While the Federal Reserve’s paper on potentially adopting a central bank digital currency (CBDC) will advance debate in Washington, its decision to kick the issue to Congress means an official US digital dollar is still several years away.
The US central bank on Thursday released a much-anticipated paper on the pros and cons of adopting a digital dollar, a digital version of cash in your pocket, in which it refused to take a stance and said Congress should decide the matter.
Many CBDC enthusiasts saw the report as a key milestone in developing some form of digital dollar policy, but with lawmakers confused and divided on the issue — even within their own parties — analysts said they should not hold their breath.
“The paper ... is light on conclusions and reinforces our view that a Fed-backed CBDC is — at best — years away from launch,” Isaac Boltansky, director of policy research for brokerage BTIG, wrote in a note. “We are bearish on a legislative solution emerging.”
Unlike cryptocurrencies, which are run by private actors, a CBDC would be issued and backed by the central bank. It would differ from electronic transactions that happen through large commercial banks by giving consumers a direct claim to the central bank, similar to physical cash.
A digital dollar could transform the financial system, speeding up payments globally and giving consumers greater access to the financial system, the Fed said. But it cautioned that a poorly designed digital dollar could weaken banks, destabilize the financial system and create privacy issues.
About 90 countries including China, are exploring or launching their own CBDCs, according to the Atlantic Council, sparking concern among some that the United States will cede the dominance of the global financial system if it does not digitize the dollar, currently the global reserve currency.

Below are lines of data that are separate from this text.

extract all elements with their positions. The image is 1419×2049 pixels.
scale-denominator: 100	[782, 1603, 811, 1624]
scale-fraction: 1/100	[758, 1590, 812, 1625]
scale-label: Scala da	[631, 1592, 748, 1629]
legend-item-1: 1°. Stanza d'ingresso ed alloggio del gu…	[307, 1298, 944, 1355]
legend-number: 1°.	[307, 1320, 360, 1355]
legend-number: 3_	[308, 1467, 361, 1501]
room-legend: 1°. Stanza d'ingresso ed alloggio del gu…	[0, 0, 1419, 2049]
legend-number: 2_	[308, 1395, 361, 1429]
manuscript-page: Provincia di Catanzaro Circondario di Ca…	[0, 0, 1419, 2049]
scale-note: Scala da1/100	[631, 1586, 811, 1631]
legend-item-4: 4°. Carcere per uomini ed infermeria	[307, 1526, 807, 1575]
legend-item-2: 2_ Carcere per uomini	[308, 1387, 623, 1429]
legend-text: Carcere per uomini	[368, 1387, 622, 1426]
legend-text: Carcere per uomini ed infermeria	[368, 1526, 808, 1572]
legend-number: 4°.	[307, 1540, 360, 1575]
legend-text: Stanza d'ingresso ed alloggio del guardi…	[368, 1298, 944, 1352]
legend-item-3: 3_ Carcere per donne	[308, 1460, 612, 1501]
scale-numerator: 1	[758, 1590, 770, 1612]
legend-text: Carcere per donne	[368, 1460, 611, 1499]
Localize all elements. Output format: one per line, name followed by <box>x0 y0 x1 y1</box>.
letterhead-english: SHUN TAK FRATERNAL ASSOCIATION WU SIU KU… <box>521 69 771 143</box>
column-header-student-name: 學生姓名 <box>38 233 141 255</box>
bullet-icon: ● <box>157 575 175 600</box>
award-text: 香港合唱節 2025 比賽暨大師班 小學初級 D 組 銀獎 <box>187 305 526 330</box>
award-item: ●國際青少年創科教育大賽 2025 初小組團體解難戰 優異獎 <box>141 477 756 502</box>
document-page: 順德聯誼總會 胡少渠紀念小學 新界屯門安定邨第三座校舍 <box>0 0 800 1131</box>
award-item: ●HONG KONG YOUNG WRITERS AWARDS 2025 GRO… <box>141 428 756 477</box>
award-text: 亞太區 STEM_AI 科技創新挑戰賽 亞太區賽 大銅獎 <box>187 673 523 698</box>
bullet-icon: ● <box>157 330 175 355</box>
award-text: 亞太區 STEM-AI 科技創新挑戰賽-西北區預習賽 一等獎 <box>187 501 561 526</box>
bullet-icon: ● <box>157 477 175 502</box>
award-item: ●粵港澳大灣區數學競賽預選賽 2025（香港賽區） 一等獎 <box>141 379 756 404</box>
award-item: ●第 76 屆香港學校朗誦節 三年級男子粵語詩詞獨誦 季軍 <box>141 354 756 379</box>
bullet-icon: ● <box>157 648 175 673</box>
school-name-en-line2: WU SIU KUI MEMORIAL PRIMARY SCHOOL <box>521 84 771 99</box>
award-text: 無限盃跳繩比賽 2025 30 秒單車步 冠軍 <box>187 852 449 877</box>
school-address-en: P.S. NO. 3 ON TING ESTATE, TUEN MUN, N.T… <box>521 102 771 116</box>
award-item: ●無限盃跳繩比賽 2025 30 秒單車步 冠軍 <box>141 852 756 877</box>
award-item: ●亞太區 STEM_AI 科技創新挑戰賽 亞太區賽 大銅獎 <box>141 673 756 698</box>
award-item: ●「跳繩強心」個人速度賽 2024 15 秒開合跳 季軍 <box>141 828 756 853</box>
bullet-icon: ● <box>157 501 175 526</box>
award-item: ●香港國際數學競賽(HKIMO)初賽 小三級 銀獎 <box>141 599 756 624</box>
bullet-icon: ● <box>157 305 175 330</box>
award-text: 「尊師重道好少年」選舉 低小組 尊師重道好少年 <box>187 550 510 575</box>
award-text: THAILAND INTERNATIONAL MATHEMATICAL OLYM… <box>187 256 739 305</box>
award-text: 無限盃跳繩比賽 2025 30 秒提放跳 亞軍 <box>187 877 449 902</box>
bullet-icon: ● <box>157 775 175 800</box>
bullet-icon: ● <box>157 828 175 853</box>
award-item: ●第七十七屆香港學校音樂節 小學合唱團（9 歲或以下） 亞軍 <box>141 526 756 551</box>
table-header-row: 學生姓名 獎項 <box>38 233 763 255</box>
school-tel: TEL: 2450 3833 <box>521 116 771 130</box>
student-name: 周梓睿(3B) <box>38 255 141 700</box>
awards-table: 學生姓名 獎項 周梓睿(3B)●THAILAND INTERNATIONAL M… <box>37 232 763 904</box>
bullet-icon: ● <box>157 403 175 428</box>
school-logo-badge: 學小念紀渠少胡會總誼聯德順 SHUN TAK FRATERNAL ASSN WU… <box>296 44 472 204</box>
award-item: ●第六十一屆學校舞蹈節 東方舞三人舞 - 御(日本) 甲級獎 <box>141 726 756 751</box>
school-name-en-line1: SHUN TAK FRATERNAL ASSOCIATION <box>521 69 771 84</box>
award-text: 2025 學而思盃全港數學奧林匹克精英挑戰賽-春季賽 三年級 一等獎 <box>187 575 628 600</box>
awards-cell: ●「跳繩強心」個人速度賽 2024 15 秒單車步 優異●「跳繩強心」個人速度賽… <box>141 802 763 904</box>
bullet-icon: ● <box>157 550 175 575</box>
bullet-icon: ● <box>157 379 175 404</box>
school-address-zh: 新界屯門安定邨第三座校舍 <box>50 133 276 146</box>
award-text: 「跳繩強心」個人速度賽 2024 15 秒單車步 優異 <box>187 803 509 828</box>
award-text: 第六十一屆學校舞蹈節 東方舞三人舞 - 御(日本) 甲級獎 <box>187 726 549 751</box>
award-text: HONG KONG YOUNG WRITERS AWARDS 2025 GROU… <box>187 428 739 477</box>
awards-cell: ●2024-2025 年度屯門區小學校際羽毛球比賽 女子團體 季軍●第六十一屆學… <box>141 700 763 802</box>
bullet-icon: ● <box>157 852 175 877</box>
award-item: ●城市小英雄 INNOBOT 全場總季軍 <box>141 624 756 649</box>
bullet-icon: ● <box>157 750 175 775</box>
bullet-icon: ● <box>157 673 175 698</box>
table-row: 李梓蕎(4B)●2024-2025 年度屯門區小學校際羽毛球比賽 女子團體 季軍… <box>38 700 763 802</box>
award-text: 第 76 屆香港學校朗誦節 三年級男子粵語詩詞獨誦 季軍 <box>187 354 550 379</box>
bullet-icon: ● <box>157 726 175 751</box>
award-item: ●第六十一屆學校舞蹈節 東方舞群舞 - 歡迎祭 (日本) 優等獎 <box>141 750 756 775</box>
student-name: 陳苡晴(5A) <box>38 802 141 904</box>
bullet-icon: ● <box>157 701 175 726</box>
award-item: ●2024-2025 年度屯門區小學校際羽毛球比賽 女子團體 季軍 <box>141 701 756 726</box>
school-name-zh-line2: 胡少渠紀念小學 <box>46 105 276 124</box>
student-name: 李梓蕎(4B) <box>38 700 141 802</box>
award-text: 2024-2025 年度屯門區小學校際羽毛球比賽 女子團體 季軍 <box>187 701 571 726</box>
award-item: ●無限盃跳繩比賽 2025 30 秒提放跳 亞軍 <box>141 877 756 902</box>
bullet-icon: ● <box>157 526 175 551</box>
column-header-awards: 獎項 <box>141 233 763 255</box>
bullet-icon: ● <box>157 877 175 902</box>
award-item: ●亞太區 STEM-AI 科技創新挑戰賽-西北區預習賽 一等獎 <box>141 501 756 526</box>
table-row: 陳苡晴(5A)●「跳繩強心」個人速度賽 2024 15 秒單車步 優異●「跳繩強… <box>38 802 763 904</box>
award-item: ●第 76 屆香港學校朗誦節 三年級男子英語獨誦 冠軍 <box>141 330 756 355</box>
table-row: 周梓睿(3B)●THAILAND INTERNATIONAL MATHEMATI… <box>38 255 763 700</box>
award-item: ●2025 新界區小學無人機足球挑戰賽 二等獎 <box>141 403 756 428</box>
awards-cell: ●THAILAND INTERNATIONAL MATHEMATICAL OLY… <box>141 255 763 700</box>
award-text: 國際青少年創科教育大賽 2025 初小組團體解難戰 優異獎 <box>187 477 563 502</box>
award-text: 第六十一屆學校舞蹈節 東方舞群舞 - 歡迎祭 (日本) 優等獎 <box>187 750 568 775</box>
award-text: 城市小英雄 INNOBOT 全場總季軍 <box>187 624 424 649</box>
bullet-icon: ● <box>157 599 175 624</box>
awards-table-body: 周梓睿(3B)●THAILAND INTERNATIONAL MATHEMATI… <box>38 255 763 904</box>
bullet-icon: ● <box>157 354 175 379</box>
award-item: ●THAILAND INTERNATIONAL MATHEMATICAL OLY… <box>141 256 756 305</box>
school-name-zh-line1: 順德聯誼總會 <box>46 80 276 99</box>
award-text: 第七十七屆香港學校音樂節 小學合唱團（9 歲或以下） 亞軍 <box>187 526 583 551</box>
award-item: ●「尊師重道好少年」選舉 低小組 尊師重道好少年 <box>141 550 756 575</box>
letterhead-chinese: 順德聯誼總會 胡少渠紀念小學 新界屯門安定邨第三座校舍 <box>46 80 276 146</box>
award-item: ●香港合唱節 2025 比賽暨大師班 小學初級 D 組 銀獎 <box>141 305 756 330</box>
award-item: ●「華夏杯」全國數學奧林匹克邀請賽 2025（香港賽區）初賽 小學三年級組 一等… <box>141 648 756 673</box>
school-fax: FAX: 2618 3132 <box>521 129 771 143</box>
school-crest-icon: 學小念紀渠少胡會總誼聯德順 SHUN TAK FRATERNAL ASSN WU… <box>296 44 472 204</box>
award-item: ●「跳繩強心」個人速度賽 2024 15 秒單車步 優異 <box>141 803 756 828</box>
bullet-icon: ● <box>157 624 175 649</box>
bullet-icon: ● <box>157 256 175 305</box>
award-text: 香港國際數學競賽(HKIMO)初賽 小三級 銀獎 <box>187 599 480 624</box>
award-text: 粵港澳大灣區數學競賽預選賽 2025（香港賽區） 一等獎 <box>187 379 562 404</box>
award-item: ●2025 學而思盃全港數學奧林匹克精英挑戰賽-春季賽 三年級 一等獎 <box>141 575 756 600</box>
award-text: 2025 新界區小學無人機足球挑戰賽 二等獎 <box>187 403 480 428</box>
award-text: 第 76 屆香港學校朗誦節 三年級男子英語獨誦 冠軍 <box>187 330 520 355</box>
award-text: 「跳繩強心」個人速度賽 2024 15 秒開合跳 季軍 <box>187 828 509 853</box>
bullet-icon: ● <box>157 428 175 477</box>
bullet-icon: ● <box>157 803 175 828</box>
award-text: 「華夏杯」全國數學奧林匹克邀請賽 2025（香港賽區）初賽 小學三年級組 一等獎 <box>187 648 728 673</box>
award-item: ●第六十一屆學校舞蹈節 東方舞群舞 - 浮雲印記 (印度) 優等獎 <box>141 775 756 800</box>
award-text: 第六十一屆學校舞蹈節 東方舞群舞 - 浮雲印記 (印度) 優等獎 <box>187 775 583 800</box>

In an already fiercely divided political climate, reaching a consensus on this tangle of thorny issues “seems like a long shot,” JPMorgan chief economist Michael Feroli wrote in a note.
While some Republicans are eager for the Fed to embrace innovative technology, others have expressed concern over the central bank expanding its footprint and competing with private banks. “I’m genuinely undecided whether there is a legitimate need for a CBDC,” Republican U.S. Senator Cynthia Lummis, a leading digital currency proponent, tweeted following the Fed’s report.
Some Democratic progressives like Senate Banking Committee Chairman Sherrod Brown support a digital dollar that would boost financial inclusion, but other Democrats have flagged concerns that a digital dollar could be used for illicit purposes.
Brown, who would play a leading role in drawing up legislation in the thinly divided Senate, said on Thursday that the report was a “a good first step,” while some other lawmakers said they were looking forward to working on legislation.
But even if Congress was able to agree on and pass legislation this year, the rollout of a digital dollar would require a lengthy pilot and implementation phase.
“Even if you start today, we’re still going to be a couple of years away from this becoming a reality,” said Jonathan McCollum, chair of federal government relations for Davidoff Hutcher & Citron, who has lobbied lawmakers to get started.
As lawmakers, regulators and the White House debate the issue, the private sector is likely to move ahead with products that may weaken the argument for a digital dollar, Ian Katz, managing director of Capital Alpha Partners, said in a note.
“If it finally happens years down the road, a Fed CBDC would be less of a world-changer than it would be now,” he added.